This austere little set of pages is mostly for my own use as I find myself exporting (from libraries or databases) dependency trees and the likes. Instead of writing something ad-hoc each time, this page allows me to quickly visualise and demonstrate.
As an example, below the query to export all dependencies between materialized views within an AWS Redshift
database:
select
parent || ',' || child as "csv"
from (
select
ref_schema || '.' || ref_name as parent,
"schema" || '.' || "name" as child
from pg_catalog.stv_mv_deps
order by 1,2
)
This would output some CSV-looking list that I can directly copy/paste in the visualisation input form of these pages. Below some links to various visualisations to plot such networks.
Visualisation options
In 3D.
The most fun, if not the most practical to demonstrate. But hey, it makes people smile.
Based on the 3d-force-graph
package, and the excellent series of examples around it. Itself making use of the now well-known three.js
and its WebGL rendering.
The drawing engine written in C
, Graphviz
, has now been compiled to WASM by the folks at HPCC Systems, making it usable in browsers.
Beware, expect old-school graphics.
My personal favourite to visualise multilevel dependency networks. According to the author of From Data to Viz:
Hierarchical edge bundling allows visualising adjacency relations between entities organized in a hierarchy. The idea is to bundle the adjacency edges together to decrease the clutter usually observed in complex networks.
Well said.
Following the Sugiyama method after the author of the original publication solving the layout optimization problem back in the days.
Graph built via Mermaid
(docs), a somewhat broader implementation of the DAG solution presented above defining its own syntax (generated in these pages from the provided data) and based on yet another rendering engine: dagre-d3
(now officially deprecated but still working well).
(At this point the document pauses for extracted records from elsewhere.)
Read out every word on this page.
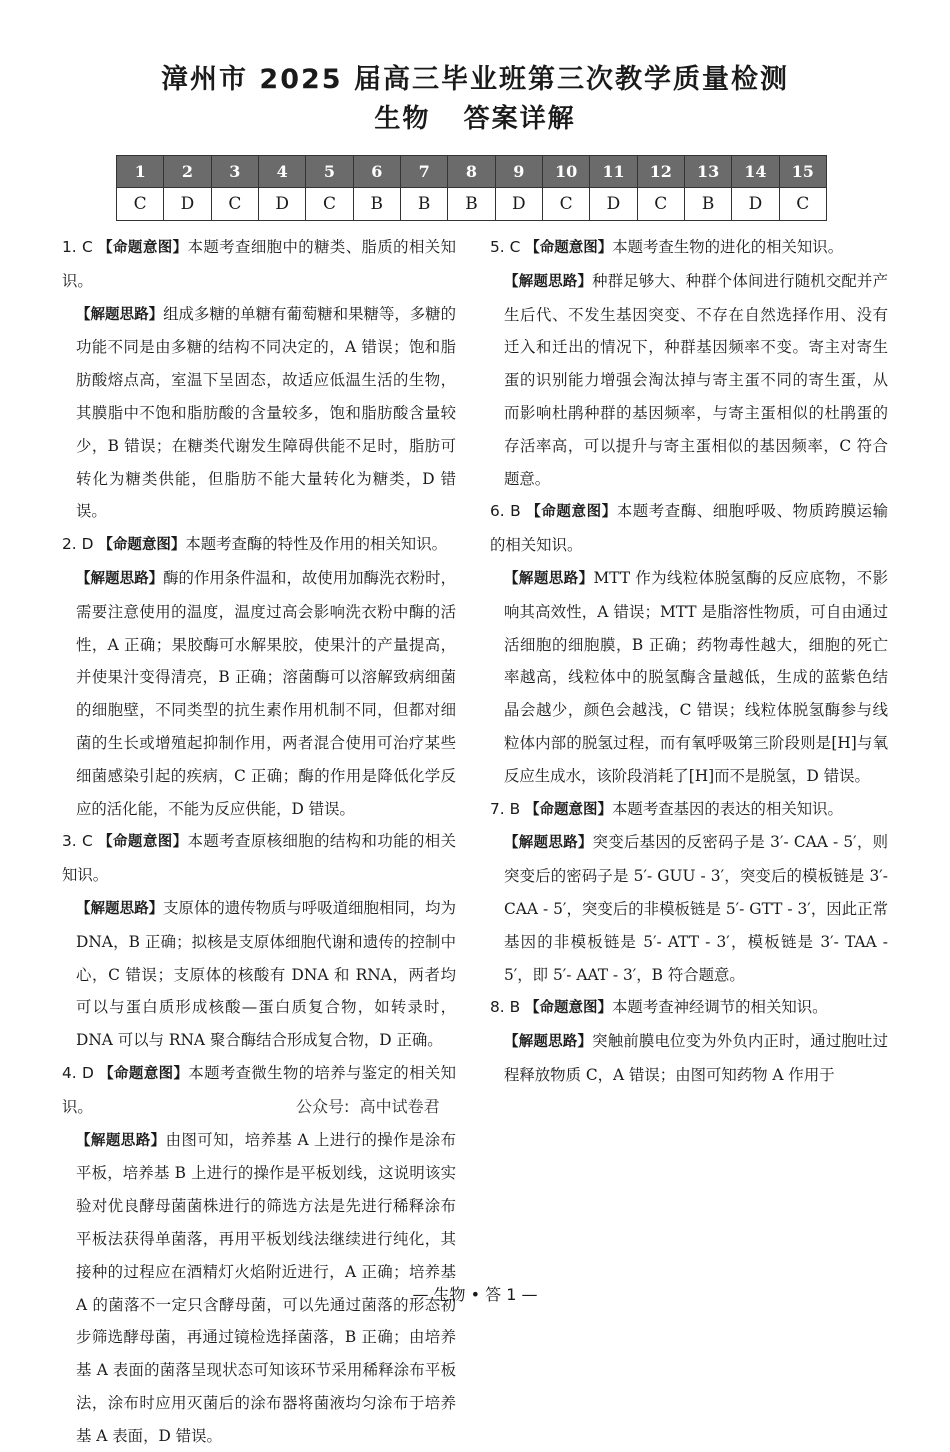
漳州市 2025 届高三毕业班第三次教学质量检测
生物   答案详解
1	2	3	4	5	6	7	8	9	10	11	12	13	14	15
C	D	C	D	C	B	B	B	D	C	D	C	B	D	C

1. C 【命题意图】本题考查细胞中的糖类、脂质的相关知识。

【解题思路】组成多糖的单糖有葡萄糖和果糖等，多糖的功能不同是由多糖的结构不同决定的，A 错误；饱和脂肪酸熔点高，室温下呈固态，故适应低温生活的生物，其膜脂中不饱和脂肪酸的含量较多，饱和脂肪酸含量较少，B 错误；在糖类代谢发生障碍供能不足时，脂肪可转化为糖类供能，但脂肪不能大量转化为糖类，D 错误。

2. D 【命题意图】本题考查酶的特性及作用的相关知识。

【解题思路】酶的作用条件温和，故使用加酶洗衣粉时，需要注意使用的温度，温度过高会影响洗衣粉中酶的活性，A 正确；果胶酶可水解果胶，使果汁的产量提高，并使果汁变得清亮，B 正确；溶菌酶可以溶解致病细菌的细胞壁，不同类型的抗生素作用机制不同，但都对细菌的生长或增殖起抑制作用，两者混合使用可治疗某些细菌感染引起的疾病，C 正确；酶的作用是降低化学反应的活化能，不能为反应供能，D 错误。

3. C 【命题意图】本题考查原核细胞的结构和功能的相关知识。

【解题思路】支原体的遗传物质与呼吸道细胞相同，均为 DNA，B 正确；拟核是支原体细胞代谢和遗传的控制中心，C 错误；支原体的核酸有 DNA 和 RNA，两者均可以与蛋白质形成核酸—蛋白质复合物，如转录时，DNA 可以与 RNA 聚合酶结合形成复合物，D 正确。

4. D 【命题意图】本题考查微生物的培养与鉴定的相关知识。

【解题思路】由图可知，培养基 A 上进行的操作是涂布平板，培养基 B 上进行的操作是平板划线，这说明该实验对优良酵母菌菌株进行的筛选方法是先进行稀释涂布平板法获得单菌落，再用平板划线法继续进行纯化，其接种的过程应在酒精灯火焰附近进行，A 正确；培养基 A 的菌落不一定只含酵母菌，可以先通过菌落的形态初步筛选酵母菌，再通过镜检选择菌落，B 正确；由培养基 A 表面的菌落呈现状态可知该环节采用稀释涂布平板法，涂布时应用灭菌后的涂布器将菌液均匀涂布于培养基 A 表面，D 错误。

5. C 【命题意图】本题考查生物的进化的相关知识。

【解题思路】种群足够大、种群个体间进行随机交配并产生后代、不发生基因突变、不存在自然选择作用、没有迁入和迁出的情况下，种群基因频率不变。寄主对寄生蛋的识别能力增强会淘汰掉与寄主蛋不同的寄生蛋，从而影响杜鹃种群的基因频率，与寄主蛋相似的杜鹃蛋的存活率高，可以提升与寄主蛋相似的基因频率，C 符合题意。

6. B 【命题意图】本题考查酶、细胞呼吸、物质跨膜运输的相关知识。

【解题思路】MTT 作为线粒体脱氢酶的反应底物，不影响其高效性，A 错误；MTT 是脂溶性物质，可自由通过活细胞的细胞膜，B 正确；药物毒性越大，细胞的死亡率越高，线粒体中的脱氢酶含量越低，生成的蓝紫色结晶会越少，颜色会越浅，C 错误；线粒体脱氢酶参与线粒体内部的脱氢过程，而有氧呼吸第三阶段则是[H]与氧反应生成水，该阶段消耗了[H]而不是脱氢，D 错误。

7. B 【命题意图】本题考查基因的表达的相关知识。

【解题思路】突变后基因的反密码子是 3′- CAA - 5′，则突变后的密码子是 5′- GUU - 3′，突变后的模板链是 3′- CAA - 5′，突变后的非模板链是 5′- GTT - 3′，因此正常基因的非模板链是 5′- ATT - 3′，模板链是 3′- TAA - 5′，即 5′- AAT - 3′，B 符合题意。

8. B 【命题意图】本题考查神经调节的相关知识。

【解题思路】突触前膜电位变为外负内正时，通过胞吐过程释放物质 C，A 错误；由图可知药物 A 作用于

公众号:  高中试卷君
— 生物 • 答 1 —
Most of these litle tools accept data in the following formats: CSV in which each line carries a pair of parent,child
or child,parent
:
parent,child
parent,child
...
or JSON in which a list of children is provided for each parent, or a list of parents for each child:
{
parent: [
child,
child,
...
],
parent : [
...
],
...
}
Look for the buttons to precise which input format is provided to avoid swaping up the colour coding. And let's keep it consistent, no mixing between the formats in the same file.
Most of these representation colour parent link(s) / node(s) in blue, and child link(s) / node(s) in red.
Also available in this repo, some small Python
utils to extract information from SQL queries or convert tabular CSV content to the JSON input some of the visualisations expect. Run via:
$ make env
> python utils/csv_to_json.py <CSV FILE> # for instance
Again, this works for me and my current projects! No other claims nor guarantees.